Computer science researchers from the University of Rochester have developed an app for health departments that uses natural language processing and artificial intelligence to identify food poisoning-related tweets, connect them to restaurants using geotagging and identify likely hot spots.
The team presented the results of its research at the 30th Association for the Advancement of Artificial Intelligence (AAAI) conference in Phoenix, Arizona, in February. The project was supported by grants from the National Science Foundation, the National Institutes of Health and the Intel Science and Technology Center for Pervasive Computing.
Location-based epidemiology is nothing new. John Snow, credited as the world’s first epidemiologist, used maps of London in 1666 to identify the source of the Cholera epidemic that was rampaging the city (a neighborhood well) and in the process discovered the connection between the disease and water sources.
However, as the researchers showed, it’s now possible to deduce the source of outbreaks using publicly available social media content and deep learning algorithms trained to recognize the linguistic traits associated with a disease – “I feel nauseous,” for instance.
“We don’t need to go door to door like John Snow did,” says Adam Sadilek, a researcher who worked on the project at the University of Rochester and who is now at Google Research. “We can use all this data and mine it automatically.”
The work presented at AAAI described a recent collaboration with the Las Vegas health department, where officials used the app they developed, called nEmesis, to improve the city’s inspection protocols.

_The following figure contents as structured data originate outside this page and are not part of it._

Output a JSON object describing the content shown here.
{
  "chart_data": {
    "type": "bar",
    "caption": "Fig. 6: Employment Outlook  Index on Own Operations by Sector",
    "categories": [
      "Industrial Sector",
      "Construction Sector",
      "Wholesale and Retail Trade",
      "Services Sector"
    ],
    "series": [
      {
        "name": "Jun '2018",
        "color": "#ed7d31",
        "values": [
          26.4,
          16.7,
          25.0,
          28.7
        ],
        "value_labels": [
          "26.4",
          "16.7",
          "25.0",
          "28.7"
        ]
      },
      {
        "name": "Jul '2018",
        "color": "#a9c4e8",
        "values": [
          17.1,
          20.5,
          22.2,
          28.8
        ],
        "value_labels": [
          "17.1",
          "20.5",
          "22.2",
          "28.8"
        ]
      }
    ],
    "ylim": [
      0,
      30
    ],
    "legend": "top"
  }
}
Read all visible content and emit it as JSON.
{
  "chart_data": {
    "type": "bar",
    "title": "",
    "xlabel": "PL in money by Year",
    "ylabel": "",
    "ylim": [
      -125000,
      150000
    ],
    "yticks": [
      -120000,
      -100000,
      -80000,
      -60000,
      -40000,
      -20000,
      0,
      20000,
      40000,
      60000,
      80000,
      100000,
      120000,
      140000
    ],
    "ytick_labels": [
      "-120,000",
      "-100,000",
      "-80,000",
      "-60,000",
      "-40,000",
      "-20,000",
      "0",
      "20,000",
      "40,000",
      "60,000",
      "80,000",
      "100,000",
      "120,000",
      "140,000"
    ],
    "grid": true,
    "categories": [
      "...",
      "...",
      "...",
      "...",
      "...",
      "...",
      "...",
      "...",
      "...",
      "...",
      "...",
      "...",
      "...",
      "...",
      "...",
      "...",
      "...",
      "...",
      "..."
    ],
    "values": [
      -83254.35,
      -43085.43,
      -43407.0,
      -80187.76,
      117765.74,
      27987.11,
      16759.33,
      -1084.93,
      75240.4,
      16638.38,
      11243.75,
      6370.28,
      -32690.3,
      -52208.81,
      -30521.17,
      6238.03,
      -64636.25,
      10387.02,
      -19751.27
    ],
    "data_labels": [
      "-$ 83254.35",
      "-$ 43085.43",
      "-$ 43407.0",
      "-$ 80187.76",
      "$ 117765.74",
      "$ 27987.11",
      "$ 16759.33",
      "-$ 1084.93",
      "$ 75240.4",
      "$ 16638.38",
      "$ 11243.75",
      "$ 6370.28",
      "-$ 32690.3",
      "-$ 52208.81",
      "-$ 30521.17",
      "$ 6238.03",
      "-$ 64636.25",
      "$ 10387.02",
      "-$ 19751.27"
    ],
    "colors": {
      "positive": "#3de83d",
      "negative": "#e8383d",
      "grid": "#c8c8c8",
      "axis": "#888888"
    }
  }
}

Typically, cities (including Las Vegas) use a random system to decide which restaurants to inspect on any given day. The research team convinced Las Vegas officials to replace their random system with a list of possible sites of infection derived using their smart algorithms.
In a controlled experiment, half of the inspections were performed using the random approach and half were done using nEmesis, without the inspectors knowing that any change had occurred in the system.
“Each morning we gave the city a list of places where we knew that something was wrong so they could do an inspection of those restaurants,” Sadilek said.
For three months, the system automatically scanned an average of 16,000 tweets from 3,600 users each day. 1,000 of those tweets snapped to a specific restaurant and of those, approximately 12 contained content that likely signified food poisoning. They used these tweets to generate a list of highest-priority locations for inspections.
Analyzing the results of the experiment, they found the tweet-based system led to citations for health violations in 15 percent of inspections, compared to 9 percent using the random system. Some of the inspections led to warnings; others resulted in closures.
The researchers estimate that these improvements to the efficacy of the inspections led to 9,000 fewer food poisoning incidents and 557 fewer hospitalization in Las Vegas during the course of the study.